The cycle also pays homage to Russian violinist Rostislav Dubinsky, who, for three decades, until his defection to the West in 1976, led the renowned Borodin Quartet, which was closely associated with Shostakovich. Dubinsky was a coach and mentor to the LSQ, beginning when three of its members were students at Indiana University, and remained the women’s “musical father” until his death in 1997.

This cycle is not the LSQ’s first encyclopedic undertaking. During the 1999-2000 season, they performed all of Beethoven’s quartets here. But the Shostakovich cycle may be more ambitious, as it will take place over a single week, and the music is, if anything, more challenging.

The music is also in greater need of championship. If you doubt that, consider that the Beethoven cycle was given in UVic’s Farquhar Auditorium (which seats more than 1,000), while the Shostakovich concerts will be given in its recital hall (which seats 220).

Shostakovich’s quartets are not exactly obscure; everyone ranks them among the most important bodies of chamber repertoire. Yet, many of them are rarely heard outside of Shostakovich cycles. Only No. 8, from 1960, is a staple of the repertoire, and then mostly because it is explicitly autobiographical and hence readily accessible.

(Shostakovich wrote this harrowing work in part to expiate the shame he felt at allowing himself to be pressured into joining the Communist Party, as a condition of becoming head of the Union of Soviet Composers, and the music draws throughout on a four-note motto derived from his name.)

Shostakovich’s quartets, which span the opus numbers from 49 to 144 and constitute the majority of his chamber music, were composed between 1938, when he was 32, and 1974, the year before his death. Most of them qualify as late works, however. Only No. 1 was written before the Second World War, and quartet-writing became important to his output only with No. 4, written in 1949, the year after he was officially denounced for “formalism” by the Soviet state (his second such denunciation).

String quartets became a kind of diary into which he poured some of his most profoundly personal thoughts and feelings, so it is all the more noteworthy that the LSQ has opted to perform this cycle (unlike the Beethoven) in chronological order.

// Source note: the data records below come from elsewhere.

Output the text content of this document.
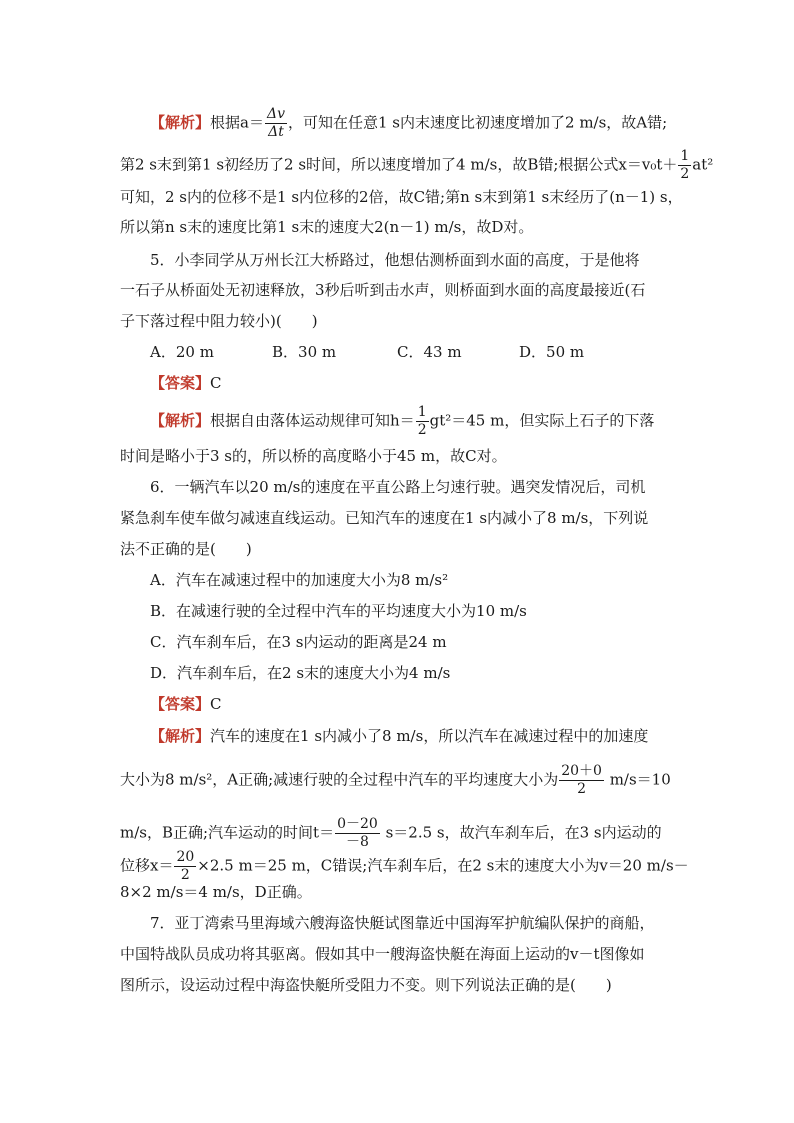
【解析】根据$a= \frac{\Delta v}{\Delta t}$ ，可知在任意1 s内末速度比初速度增加了2 m/s，故A错;
第2 s末到第1 s初经历了2 s时间，所以速度增加了4 m/s，故B错;根据公式$x=v_0t+ \frac{1}{2} at^2$
可知，2 s内的位移不是1 s内位移的2倍，故C错;第n s末到第1 s末经历了(n－1) s，
所以第n s末的速度比第1 s末的速度大2(n－1) m/s，故D对。
5．小李同学从万州长江大桥路过，他想估测桥面到水面的高度，于是他将
一石子从桥面处无初速释放，3秒后听到击水声，则桥面到水面的高度最接近(石
子下落过程中阻力较小)(　　)
A．20 m	B．30 m	C．43 m	D．50 m
【答案】C
【解析】根据自由落体运动规律可知$h= \frac{1}{2} gt^2=45$ m，但实际上石子的下落
时间是略小于3 s的，所以桥的高度略小于45 m，故C对。
6．一辆汽车以20 m/s的速度在平直公路上匀速行驶。遇突发情况后，司机
紧急刹车使车做匀减速直线运动。已知汽车的速度在1 s内减小了8 m/s，下列说
法不正确的是(　　)
A．汽车在减速过程中的加速度大小为8 m/s²
B．在减速行驶的全过程中汽车的平均速度大小为10 m/s
C．汽车刹车后，在3 s内运动的距离是24 m
D．汽车刹车后，在2 s末的速度大小为4 m/s
【答案】C
【解析】汽车的速度在1 s内减小了8 m/s，所以汽车在减速过程中的加速度
大小为8 m/s²，A正确;减速行驶的全过程中汽车的平均速度大小为 $\frac{20+0}{2} m/s=10$
m/s，B正确;汽车运动的时间$t= \frac{0-20}{-8} s=2.5$ s，故汽车刹车后，在3 s内运动的
位移$x= \frac{20}{2} \times 2.5$ m＝25 m，C错误;汽车刹车后，在2 s末的速度大小为v＝20 m/s－
8×2 m/s＝4 m/s，D正确。
7．亚丁湾索马里海域六艘海盗快艇试图靠近中国海军护航编队保护的商船，
中国特战队员成功将其驱离。假如其中一艘海盗快艇在海面上运动的v－t图像如
图所示，设运动过程中海盗快艇所受阻力不变。则下列说法正确的是(　　)
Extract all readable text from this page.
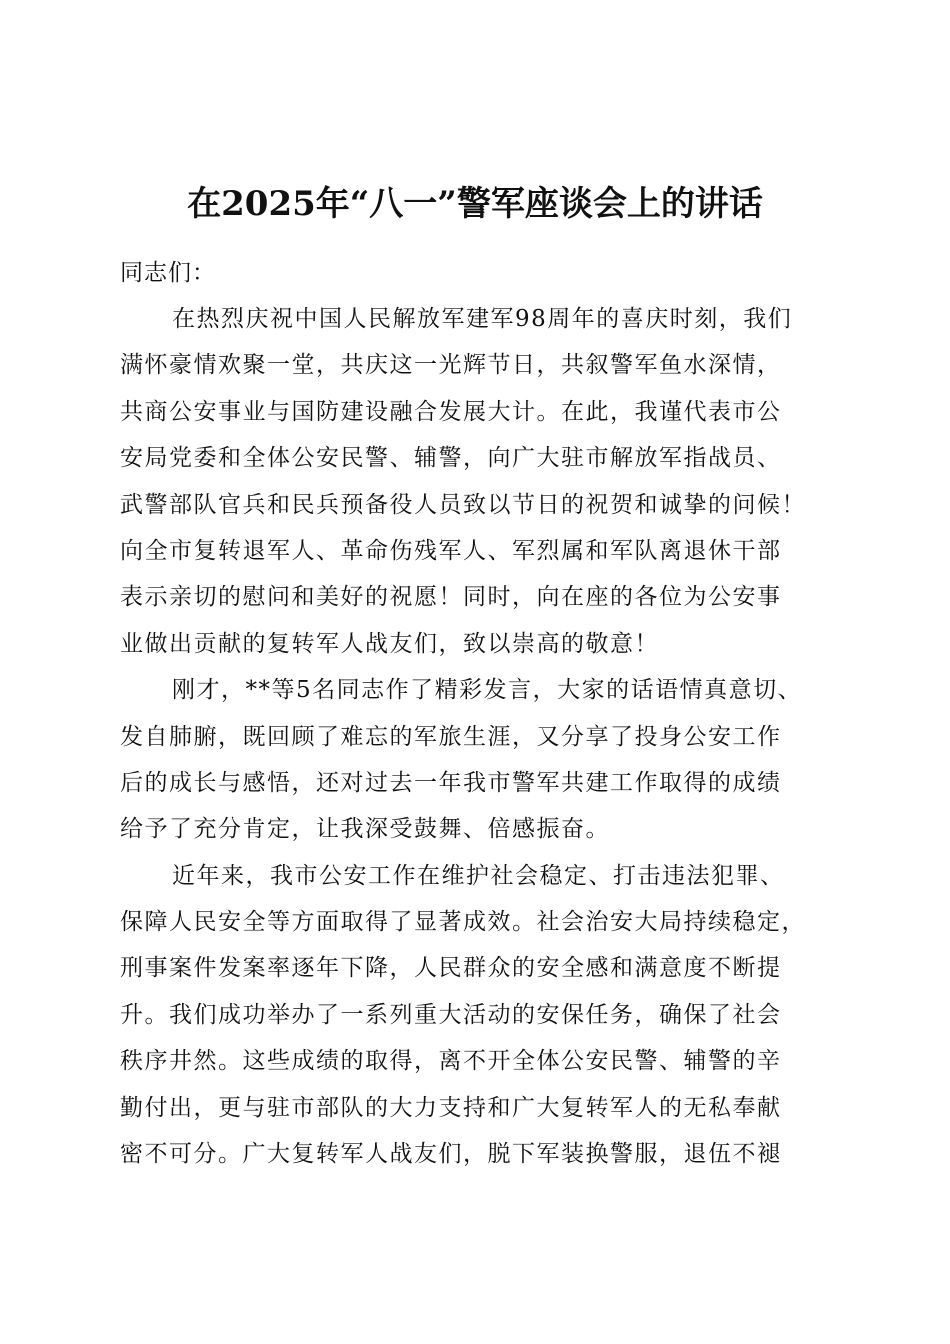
在2025年“八一”警军座谈会上的讲话

同志们：

在热烈庆祝中国人民解放军建军98周年的喜庆时刻，我们
满怀豪情欢聚一堂，共庆这一光辉节日，共叙警军鱼水深情，
共商公安事业与国防建设融合发展大计。在此，我谨代表市公
安局党委和全体公安民警、辅警，向广大驻市解放军指战员、
武警部队官兵和民兵预备役人员致以节日的祝贺和诚挚的问候！
向全市复转退军人、革命伤残军人、军烈属和军队离退休干部
表示亲切的慰问和美好的祝愿！同时，向在座的各位为公安事
业做出贡献的复转军人战友们，致以崇高的敬意！
刚才，**等5名同志作了精彩发言，大家的话语情真意切、
发自肺腑，既回顾了难忘的军旅生涯，又分享了投身公安工作
后的成长与感悟，还对过去一年我市警军共建工作取得的成绩
给予了充分肯定，让我深受鼓舞、倍感振奋。
近年来，我市公安工作在维护社会稳定、打击违法犯罪、
保障人民安全等方面取得了显著成效。社会治安大局持续稳定，
刑事案件发案率逐年下降，人民群众的安全感和满意度不断提
升。我们成功举办了一系列重大活动的安保任务，确保了社会
秩序井然。这些成绩的取得，离不开全体公安民警、辅警的辛
勤付出，更与驻市部队的大力支持和广大复转军人的无私奉献
密不可分。广大复转军人战友们，脱下军装换警服，退伍不褪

The Shostakovich quartets display an extraordinary range in terms of subject matter, style, form and expression. The First Quartet has been described as “the most easygoing of all his instrumental works,” the Fifteenth, an unprecedented sequence of six slow movements, as a work in which he “fashioned his personal pain and pessimism into a tour de force.” The quartets have from one movement to seven, and range in length from about 12 to more than 30 minutes. Moreover, Shostakovich never repeats a key, reflecting his plan to write 24 quartets, one in each major and minor key.

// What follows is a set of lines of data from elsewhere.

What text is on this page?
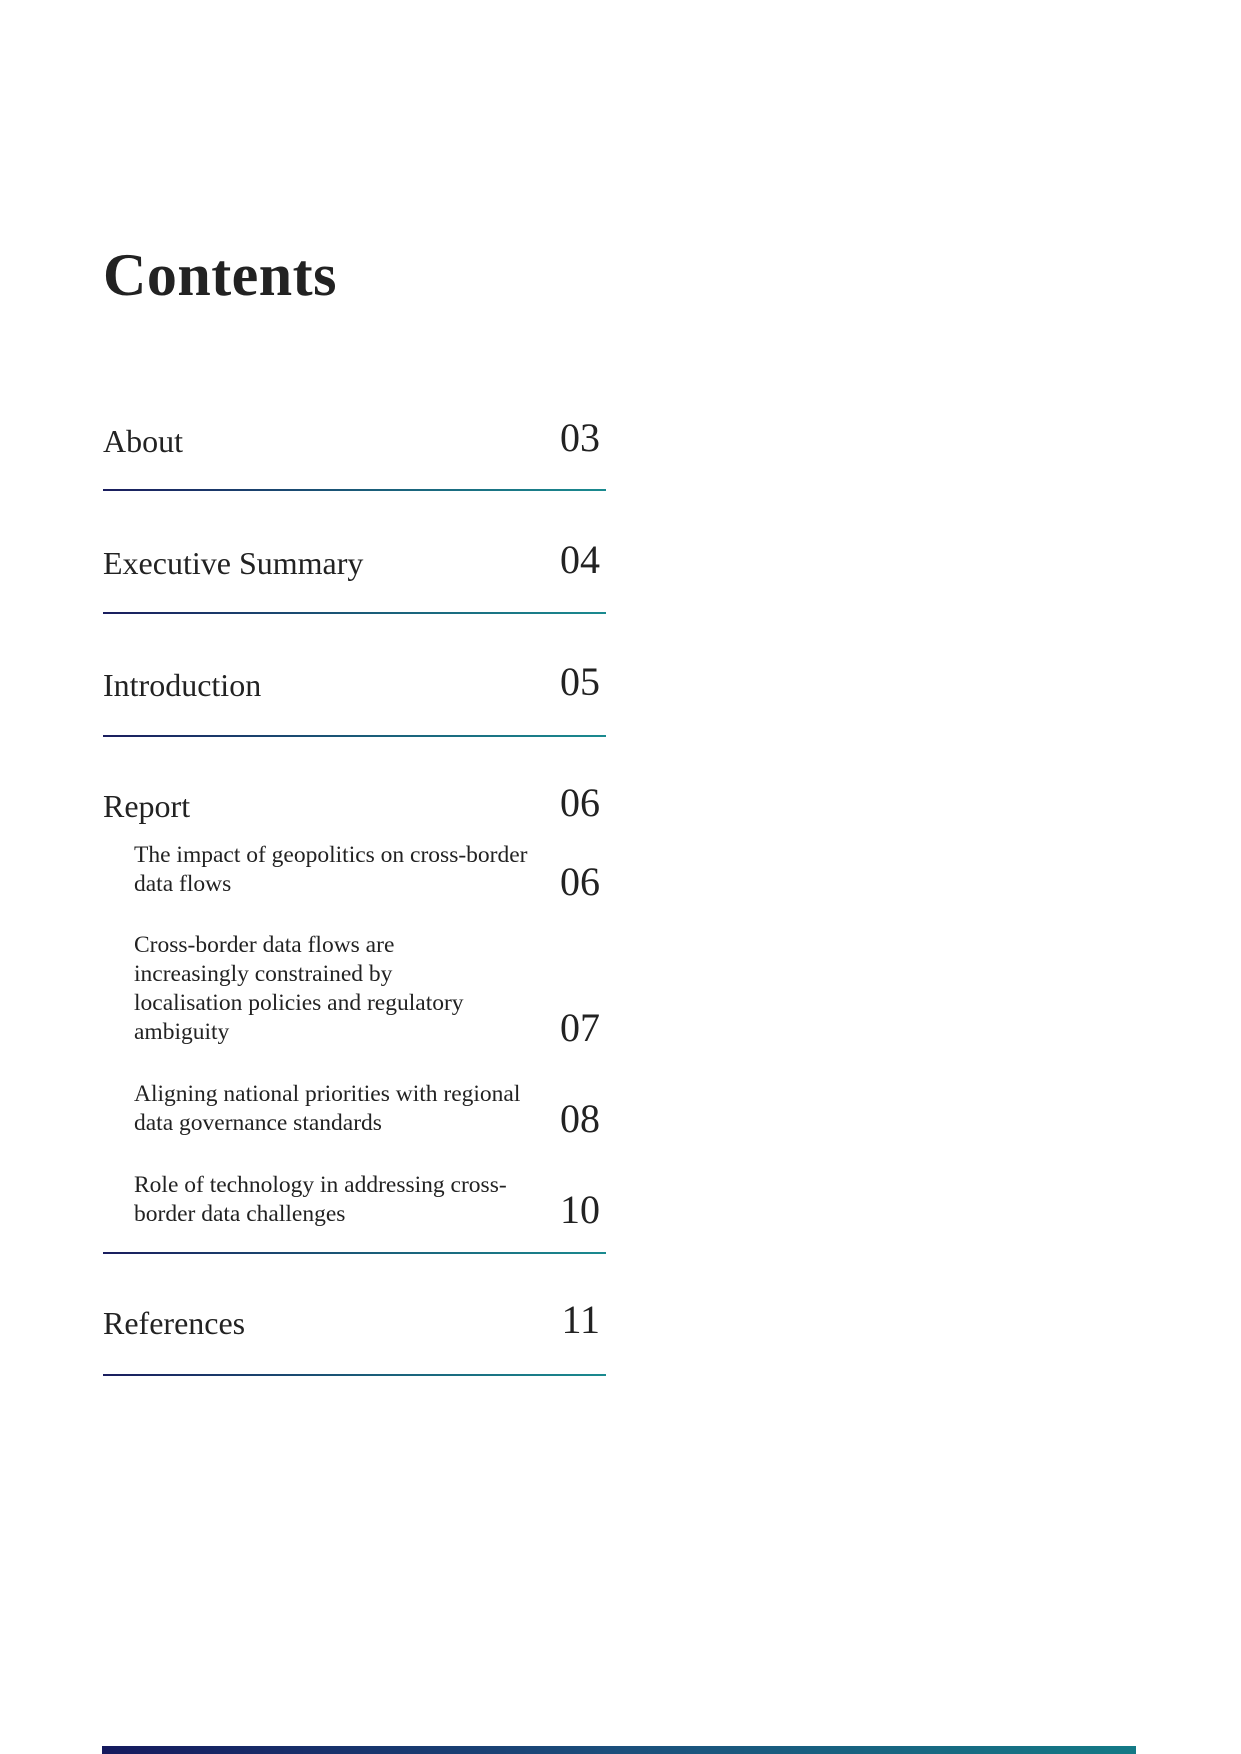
Contents
About	03
Executive Summary	04
Introduction	05
Report	06
The impact of geopolitics on cross-border data flows	06
Cross-border data flows are increasingly constrained by localisation policies and regulatory ambiguity	07
Aligning national priorities with regional data governance standards	08
Role of technology in addressing cross-border data challenges	10
References	11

A distinctive, unifying “voice” does seem present throughout, though the meaning of this allusive, idiosyncratic music remains notoriously ambiguous, and it often appears to present simultaneously a public and a private face. Indeed, interpreting Shostakovich, especially since the collapse of the Soviet Union, has become so controversial and politically fraught in the West that one frequently reads of “the Shostakovich Wars.”

Some of the relevant musical and biographical issues will be aired as part of the LSQ’s cycle. Four musicologists from the United States and Europe, all with impressive records as experts on Shostakovich and his quartets, will be in town to introduce each concert. They will also come together on Feb. 5 for a short symposium at UVic.

In early April, the LSQ will repeat the Shostakovich cycle for the Kitchener-Waterloo Chamber Music Society in Ontario.